Otoyollar, köprüler, tüneller üst yapıdır, gelişmeyi belirleyen ise alt yapıdır.
Bir toplum, eğitim, sağlık, seyahat, kültürel tüketim kıvamıyla çağdaşlaşabilir.
ÇAĞDAŞ TOPLUM VE KURUMLAR
Çağdaş bir toplum üretim faktörleri arasındaki ihtilafları sarih kurallarla çözer.
Ticari hayat kayıtlıdır, vergi tabana yayılmış; emeğin hakları tartışma alanı dışına çıkarılmıştır.
Çağdaş toplumda siyasetçi yandaşa iş bulmakla değil, topluma istihdam sağlamakla sorumlu sayılır.
Yetmez! Aktüeryal açıdan dayanıklı ve adam akıllı bir sosyal güvenlik sistemi vardır.
Gerçekten büyük sayılar sigorta sisteminin özüdür. Sigortalar ise, bankaların babasıdır.
Çağdaş bir toplumda, sermaye sınıfı tüm bedelleri ödeyebildiği oranda borsa başarısı sağlar.
Bizdeki sermaye ise, devlet bankalarının teşviki ile dışarıya karşı, tutsak rekabete tutuşur.
O nedenle garantilenmiş tek zaferi, içeride ve kendiliğinden işçi sınıfına karşı olan savaştadır.
AŞILMASI GEREKEN YOLLAR
Buraya kadar yazdıklarımı unutun: En az ile en çok kazanan arasında sekiz-on kat fark olan bir ülkede yaşadığımızı unutmayın!

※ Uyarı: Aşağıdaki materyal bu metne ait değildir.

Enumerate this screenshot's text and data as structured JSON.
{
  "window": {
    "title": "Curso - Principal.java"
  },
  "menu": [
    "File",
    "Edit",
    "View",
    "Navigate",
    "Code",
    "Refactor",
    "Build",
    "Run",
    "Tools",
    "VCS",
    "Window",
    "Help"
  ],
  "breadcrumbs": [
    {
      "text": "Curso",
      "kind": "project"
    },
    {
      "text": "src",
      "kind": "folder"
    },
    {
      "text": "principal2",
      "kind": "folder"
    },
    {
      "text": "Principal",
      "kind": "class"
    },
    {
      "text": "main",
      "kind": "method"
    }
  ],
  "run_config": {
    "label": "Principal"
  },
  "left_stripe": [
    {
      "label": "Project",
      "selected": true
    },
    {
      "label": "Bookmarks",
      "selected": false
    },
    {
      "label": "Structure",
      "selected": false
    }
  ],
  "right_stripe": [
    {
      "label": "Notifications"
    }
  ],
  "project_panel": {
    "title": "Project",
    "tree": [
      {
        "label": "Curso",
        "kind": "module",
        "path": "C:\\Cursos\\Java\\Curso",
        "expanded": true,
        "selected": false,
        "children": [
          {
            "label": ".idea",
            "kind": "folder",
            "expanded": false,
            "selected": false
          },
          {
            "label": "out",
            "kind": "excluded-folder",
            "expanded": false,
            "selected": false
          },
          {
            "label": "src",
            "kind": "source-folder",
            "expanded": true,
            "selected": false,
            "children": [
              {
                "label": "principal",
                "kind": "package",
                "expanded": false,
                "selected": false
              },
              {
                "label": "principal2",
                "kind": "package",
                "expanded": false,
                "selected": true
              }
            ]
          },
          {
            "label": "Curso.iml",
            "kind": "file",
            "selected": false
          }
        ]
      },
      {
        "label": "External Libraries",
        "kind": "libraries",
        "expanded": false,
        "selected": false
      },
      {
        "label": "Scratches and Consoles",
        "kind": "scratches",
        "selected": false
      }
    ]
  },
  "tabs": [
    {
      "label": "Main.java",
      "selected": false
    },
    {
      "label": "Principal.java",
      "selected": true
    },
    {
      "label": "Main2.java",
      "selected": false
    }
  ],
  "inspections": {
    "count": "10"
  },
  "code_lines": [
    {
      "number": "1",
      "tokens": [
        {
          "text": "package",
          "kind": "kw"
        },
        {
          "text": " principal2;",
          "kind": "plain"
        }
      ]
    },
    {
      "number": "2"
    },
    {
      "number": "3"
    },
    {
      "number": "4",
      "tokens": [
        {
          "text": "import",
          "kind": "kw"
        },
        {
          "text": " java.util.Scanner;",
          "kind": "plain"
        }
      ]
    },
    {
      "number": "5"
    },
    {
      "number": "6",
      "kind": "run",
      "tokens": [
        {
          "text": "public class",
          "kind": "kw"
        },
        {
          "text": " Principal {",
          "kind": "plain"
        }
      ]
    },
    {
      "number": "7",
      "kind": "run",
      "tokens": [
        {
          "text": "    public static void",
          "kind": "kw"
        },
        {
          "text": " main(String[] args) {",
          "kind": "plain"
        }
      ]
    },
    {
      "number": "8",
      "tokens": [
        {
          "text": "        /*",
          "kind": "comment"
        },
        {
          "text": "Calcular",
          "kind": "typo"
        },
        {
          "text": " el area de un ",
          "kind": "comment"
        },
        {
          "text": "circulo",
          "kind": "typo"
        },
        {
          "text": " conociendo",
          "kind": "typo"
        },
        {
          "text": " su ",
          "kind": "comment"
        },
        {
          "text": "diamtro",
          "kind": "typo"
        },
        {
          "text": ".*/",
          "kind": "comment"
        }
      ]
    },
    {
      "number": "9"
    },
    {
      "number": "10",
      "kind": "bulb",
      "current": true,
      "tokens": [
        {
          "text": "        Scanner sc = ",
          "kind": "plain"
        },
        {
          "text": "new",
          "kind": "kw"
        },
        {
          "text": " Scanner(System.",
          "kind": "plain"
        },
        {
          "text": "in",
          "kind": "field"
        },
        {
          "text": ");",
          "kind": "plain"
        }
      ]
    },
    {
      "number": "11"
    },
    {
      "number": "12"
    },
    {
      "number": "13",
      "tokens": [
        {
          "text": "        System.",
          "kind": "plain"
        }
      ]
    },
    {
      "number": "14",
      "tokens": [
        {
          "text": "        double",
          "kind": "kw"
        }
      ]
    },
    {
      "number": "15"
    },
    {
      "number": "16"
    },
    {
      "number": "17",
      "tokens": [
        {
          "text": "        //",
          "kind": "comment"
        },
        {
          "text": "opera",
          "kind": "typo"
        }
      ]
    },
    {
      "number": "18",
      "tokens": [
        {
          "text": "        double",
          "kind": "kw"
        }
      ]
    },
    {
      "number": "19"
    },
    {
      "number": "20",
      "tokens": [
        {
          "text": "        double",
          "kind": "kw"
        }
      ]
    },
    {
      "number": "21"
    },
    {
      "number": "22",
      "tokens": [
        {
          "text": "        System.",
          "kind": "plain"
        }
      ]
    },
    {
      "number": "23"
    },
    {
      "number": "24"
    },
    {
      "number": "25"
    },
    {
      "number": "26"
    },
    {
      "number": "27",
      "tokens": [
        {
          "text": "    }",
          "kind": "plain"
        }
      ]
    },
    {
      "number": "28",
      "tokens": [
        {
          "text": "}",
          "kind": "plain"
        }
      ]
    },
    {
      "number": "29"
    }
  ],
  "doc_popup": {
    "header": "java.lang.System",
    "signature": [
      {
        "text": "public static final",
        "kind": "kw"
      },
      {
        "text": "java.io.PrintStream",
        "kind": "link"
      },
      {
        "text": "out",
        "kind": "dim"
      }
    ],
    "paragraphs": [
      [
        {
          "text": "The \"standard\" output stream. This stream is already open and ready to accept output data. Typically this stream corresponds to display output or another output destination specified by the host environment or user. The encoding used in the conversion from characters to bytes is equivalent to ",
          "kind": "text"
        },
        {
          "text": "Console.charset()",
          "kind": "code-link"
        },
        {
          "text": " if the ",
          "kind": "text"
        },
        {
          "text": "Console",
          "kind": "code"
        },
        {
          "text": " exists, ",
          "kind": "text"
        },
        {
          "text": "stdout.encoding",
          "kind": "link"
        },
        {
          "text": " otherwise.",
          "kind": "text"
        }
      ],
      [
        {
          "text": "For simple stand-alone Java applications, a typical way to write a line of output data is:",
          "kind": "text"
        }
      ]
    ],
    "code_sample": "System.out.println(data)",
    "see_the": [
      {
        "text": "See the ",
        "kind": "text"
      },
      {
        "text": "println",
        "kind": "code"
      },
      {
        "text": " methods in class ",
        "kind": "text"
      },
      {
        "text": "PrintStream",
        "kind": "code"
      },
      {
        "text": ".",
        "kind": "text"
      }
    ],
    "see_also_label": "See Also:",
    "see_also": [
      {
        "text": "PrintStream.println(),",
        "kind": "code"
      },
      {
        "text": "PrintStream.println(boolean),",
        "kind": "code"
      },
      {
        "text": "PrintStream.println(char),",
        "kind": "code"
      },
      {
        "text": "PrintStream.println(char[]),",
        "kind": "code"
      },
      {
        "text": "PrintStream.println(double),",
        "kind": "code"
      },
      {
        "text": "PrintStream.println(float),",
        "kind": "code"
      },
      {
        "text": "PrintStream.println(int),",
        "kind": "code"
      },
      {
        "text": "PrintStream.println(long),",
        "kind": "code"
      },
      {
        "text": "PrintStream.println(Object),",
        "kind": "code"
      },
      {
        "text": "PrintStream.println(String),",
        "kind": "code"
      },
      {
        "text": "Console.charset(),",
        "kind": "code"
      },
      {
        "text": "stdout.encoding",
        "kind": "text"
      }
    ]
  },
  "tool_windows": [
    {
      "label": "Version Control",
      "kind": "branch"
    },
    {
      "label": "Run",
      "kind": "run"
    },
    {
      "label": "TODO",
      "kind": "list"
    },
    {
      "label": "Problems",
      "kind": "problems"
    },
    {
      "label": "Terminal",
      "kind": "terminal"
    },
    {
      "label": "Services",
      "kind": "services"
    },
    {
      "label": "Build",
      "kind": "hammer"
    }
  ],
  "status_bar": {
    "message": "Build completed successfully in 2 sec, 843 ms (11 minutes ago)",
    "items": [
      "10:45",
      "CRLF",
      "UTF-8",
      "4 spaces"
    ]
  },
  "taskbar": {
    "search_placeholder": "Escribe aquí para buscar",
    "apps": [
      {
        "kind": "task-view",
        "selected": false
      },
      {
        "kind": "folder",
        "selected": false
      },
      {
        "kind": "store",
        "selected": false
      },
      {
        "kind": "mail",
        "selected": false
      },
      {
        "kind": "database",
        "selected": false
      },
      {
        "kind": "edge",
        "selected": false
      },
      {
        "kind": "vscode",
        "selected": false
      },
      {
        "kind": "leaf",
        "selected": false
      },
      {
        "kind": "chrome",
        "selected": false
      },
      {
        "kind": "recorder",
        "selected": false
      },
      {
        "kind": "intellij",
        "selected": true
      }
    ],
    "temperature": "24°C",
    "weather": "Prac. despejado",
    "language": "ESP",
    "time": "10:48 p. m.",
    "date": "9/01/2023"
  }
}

Bu bile fazla söze gerek bırakmaz.
Büyümeden önce aşama / fasıl geçmemiz gereken yollar vardı; kalkınmayı köyden başlatmak, üretken kamu yatırımlarını planlamak, eğitim sistemini ihya etmek gibi…
İnsan gücünü planlamak, mesleki-teknik eğitime hız vermek gibi...
KUTSAMAK VEYA KÜÇÜMSEMEK
Bunları yapmamak, rakamlarla beraber dertlerimizin büyümesi demektir.
Dahası büyüklük mutlak övünülecek bir değer olsa; her yağmur sonrasında,
büyük kentlerimizdeki trafik manzaralarını nasıl açıklayabiliriz?
Büyük olanı kutsamak da küçük olanı küçümsemek de doğru değildir.
Alt yapıda ve her alanda yatırım için elbette kaynak gerekir..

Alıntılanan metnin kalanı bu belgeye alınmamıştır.